Optical wireless communications (OWC) is a technology that employs optical signals to carry information in wireless links. OWC is considered as a complement to radio-frequency (RF) communications when RF links are restricted, and as a solution for the crisis of an ever increasing demand on wireless communication given an overwhelmingly limited RF bandwidth. Due to the broadcast nature of OWC, interference is hard to avoid in OWC links. In order to instruct the design of OWC systems that communicate efficiently in the presence of interference, we investigate the fundamental limits of the OWC systems from an information-theoretical perspective in this dissertation. To this end, we model OWC link as intensity-modulation-with-direct-detection (IM/DD) channels with interference caused by concurrent transmissions/receptions, and we study the capacity of these channels.
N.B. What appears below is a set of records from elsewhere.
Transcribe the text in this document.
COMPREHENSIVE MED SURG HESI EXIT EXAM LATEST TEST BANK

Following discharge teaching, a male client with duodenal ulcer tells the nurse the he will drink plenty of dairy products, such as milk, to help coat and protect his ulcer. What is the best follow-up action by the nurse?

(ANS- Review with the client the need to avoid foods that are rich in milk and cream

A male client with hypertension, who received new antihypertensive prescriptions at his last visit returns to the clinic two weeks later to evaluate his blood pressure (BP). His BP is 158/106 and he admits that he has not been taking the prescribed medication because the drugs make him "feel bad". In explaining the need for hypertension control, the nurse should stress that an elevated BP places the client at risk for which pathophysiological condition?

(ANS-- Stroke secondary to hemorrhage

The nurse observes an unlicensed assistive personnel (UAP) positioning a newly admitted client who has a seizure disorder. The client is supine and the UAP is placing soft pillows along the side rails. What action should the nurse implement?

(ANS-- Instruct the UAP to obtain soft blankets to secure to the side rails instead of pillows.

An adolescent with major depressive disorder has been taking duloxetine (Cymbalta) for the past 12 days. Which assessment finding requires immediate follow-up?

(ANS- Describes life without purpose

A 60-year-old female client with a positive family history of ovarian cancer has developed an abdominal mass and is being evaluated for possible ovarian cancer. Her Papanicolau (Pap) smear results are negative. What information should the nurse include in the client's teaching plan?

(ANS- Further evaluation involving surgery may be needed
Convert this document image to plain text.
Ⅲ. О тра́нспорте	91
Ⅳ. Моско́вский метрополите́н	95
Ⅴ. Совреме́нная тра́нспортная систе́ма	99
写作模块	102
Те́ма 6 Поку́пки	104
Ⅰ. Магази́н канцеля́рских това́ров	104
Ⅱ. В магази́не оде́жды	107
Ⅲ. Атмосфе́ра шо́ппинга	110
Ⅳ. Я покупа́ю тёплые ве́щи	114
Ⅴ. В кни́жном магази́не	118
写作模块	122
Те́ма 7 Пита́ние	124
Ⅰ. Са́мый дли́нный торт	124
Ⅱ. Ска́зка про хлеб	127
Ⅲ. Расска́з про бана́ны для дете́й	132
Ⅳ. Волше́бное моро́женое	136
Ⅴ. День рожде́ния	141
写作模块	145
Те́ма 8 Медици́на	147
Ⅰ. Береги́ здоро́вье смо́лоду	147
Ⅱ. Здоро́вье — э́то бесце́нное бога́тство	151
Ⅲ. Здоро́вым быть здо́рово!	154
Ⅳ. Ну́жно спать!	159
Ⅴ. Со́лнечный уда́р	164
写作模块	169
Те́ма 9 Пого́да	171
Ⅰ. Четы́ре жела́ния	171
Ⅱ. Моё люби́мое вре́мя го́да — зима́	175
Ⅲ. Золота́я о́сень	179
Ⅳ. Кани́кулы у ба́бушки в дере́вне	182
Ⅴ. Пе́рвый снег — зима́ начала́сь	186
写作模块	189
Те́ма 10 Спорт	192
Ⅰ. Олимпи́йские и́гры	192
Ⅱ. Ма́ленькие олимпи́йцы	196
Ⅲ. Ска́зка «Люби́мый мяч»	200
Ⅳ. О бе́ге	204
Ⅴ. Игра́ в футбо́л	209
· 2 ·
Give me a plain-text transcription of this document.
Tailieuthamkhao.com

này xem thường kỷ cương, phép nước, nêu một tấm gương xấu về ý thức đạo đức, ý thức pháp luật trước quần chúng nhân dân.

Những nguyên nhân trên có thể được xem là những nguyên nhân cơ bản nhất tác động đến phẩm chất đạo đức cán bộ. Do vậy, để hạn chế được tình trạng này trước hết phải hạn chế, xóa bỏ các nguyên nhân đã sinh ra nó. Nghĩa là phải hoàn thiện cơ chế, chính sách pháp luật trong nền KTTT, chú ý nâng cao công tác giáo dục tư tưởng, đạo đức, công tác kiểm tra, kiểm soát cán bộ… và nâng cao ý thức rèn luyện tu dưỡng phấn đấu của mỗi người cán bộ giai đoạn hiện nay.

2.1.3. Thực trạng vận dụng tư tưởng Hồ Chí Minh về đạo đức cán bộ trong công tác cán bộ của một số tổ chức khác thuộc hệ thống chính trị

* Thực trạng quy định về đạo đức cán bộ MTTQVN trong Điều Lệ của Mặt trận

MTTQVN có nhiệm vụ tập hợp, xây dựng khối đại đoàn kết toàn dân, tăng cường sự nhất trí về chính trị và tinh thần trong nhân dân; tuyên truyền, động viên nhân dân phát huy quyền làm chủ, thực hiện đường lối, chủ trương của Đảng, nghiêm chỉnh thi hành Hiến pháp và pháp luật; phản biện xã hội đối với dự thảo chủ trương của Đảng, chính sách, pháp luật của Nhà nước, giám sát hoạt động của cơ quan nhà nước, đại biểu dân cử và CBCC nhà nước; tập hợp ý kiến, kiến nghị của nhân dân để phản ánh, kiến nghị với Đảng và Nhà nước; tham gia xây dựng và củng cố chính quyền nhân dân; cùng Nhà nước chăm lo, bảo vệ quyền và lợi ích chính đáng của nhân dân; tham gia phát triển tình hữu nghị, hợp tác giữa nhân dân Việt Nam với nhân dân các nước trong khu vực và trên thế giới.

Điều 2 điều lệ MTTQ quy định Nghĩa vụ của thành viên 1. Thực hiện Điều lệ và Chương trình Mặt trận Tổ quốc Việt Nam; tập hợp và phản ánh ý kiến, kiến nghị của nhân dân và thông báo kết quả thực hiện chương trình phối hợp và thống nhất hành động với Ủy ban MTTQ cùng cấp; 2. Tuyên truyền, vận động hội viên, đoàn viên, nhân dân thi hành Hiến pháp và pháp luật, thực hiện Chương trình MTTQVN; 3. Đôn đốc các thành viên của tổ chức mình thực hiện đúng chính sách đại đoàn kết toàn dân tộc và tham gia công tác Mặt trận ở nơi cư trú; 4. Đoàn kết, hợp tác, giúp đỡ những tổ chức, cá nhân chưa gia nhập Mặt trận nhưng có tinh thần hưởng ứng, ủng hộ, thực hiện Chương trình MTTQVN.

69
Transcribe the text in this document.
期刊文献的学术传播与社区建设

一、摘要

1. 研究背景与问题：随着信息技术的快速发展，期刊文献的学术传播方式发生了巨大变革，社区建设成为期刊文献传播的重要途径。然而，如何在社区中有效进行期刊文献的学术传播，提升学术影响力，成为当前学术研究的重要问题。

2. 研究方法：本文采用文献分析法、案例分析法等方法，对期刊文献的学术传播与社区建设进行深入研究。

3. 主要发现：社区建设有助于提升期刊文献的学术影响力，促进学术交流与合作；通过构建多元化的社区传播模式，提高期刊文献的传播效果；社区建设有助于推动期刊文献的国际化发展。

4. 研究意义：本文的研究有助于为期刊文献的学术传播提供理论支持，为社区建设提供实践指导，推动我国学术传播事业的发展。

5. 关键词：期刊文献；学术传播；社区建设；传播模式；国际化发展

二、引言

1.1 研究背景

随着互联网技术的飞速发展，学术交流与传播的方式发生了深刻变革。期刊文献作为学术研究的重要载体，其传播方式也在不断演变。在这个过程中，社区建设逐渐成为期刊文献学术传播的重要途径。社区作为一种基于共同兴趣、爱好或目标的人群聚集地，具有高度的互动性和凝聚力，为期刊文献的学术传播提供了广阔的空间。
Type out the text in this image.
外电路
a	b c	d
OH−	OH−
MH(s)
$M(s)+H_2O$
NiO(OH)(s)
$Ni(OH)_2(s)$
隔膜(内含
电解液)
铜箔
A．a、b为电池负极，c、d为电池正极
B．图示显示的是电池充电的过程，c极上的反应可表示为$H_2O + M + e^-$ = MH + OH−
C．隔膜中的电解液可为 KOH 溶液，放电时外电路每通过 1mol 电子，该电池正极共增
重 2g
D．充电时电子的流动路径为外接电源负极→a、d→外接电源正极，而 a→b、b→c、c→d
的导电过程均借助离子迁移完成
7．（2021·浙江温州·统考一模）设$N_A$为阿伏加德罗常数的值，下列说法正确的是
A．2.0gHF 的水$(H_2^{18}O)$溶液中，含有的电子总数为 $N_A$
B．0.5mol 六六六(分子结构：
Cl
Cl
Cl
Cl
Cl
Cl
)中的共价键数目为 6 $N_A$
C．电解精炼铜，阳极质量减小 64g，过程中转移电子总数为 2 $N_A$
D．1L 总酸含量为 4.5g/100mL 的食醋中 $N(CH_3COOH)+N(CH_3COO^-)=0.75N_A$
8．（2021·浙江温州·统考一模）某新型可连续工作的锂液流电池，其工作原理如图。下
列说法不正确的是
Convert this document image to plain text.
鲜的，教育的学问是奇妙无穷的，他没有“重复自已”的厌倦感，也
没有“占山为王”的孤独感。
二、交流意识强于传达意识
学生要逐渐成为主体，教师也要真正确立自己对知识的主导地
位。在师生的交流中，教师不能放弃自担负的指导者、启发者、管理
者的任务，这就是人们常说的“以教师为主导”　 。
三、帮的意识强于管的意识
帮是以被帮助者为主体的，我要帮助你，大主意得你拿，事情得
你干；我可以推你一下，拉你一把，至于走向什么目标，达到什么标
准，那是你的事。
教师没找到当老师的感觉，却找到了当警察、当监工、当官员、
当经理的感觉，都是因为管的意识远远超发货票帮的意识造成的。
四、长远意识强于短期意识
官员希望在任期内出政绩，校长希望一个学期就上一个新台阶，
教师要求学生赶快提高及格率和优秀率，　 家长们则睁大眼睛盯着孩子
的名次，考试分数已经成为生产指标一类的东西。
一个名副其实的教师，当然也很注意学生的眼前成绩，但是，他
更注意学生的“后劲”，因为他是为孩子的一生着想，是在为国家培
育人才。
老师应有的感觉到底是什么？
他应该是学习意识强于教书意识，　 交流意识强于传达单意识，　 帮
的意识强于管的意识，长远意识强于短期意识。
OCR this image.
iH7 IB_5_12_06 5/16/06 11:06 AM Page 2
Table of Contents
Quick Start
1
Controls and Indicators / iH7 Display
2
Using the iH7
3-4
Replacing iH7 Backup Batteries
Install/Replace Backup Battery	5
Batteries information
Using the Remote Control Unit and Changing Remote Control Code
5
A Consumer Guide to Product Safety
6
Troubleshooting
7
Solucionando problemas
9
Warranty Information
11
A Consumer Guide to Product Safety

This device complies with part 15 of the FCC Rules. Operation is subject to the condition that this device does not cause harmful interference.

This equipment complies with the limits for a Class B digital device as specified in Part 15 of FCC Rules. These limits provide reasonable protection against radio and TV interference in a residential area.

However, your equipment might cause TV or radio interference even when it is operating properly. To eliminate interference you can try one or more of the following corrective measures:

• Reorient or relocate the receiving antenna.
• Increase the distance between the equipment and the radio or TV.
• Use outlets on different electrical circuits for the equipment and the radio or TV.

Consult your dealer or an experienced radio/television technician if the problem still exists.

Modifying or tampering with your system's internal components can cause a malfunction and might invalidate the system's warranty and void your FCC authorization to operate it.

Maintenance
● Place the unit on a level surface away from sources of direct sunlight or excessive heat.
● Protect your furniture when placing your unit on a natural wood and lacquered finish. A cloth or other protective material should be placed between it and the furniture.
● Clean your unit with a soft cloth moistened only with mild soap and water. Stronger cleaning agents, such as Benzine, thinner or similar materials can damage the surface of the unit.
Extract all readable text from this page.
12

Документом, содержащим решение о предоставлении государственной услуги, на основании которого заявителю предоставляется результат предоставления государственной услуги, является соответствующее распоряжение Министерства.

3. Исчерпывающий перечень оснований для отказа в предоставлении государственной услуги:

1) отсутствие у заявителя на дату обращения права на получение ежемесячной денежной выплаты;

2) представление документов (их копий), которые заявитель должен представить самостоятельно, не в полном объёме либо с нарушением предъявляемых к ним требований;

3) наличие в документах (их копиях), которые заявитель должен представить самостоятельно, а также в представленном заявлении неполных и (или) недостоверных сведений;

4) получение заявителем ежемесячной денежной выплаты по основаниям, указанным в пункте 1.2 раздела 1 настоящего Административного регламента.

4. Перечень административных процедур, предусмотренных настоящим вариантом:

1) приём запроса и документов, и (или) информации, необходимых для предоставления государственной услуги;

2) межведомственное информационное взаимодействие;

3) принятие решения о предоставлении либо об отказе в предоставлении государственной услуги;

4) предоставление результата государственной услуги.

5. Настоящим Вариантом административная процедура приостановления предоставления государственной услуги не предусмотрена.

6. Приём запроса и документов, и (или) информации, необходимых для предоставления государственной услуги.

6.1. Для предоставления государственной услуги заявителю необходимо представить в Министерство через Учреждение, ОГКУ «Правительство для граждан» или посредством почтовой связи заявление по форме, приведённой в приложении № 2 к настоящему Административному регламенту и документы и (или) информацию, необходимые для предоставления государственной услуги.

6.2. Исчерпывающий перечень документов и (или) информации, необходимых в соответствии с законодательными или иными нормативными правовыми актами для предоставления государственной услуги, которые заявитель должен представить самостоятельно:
Specifically, we study the capacity of four classes of IM/DD channels, including the point-to-point (P2P) channel whose capacity is important in the study of channels with interference, the dirty paper channel (DPC) which arises in scenarios with inter-user interference (IUI), the broadcast channel (BC) where a transmitter transmits to multiple receivers, and the interference channel (IC) where multiple transmitter-receiver pairs communicate concurrently over the same OWC medium. For the IM/DD P2P channel, we derive new closed-form capacity lower bounds based on several specified input distributions. For the IM/DD DPC which helps to model the IUI in the IM/DD BC, we derive a capacity upper bound and several capacity lower bounds, which are based on Costa’s writing-on-dirty-paper (WDP) coding and two proposed precoding schemes. We further define a class of discrete DPC whose state is less harmful. For the IM/DD BC, which suffers from IUI, we consider a scalar and a vector input, and derive new capacity inner bounds for both cases based on either new input distributions or based on the DPC. As for the IM/DD IC, we derive easily-computable capacity inner and outer bounds and characterize the generalized degrees of freedom (GDoF) of the symmetric IM/DD IC.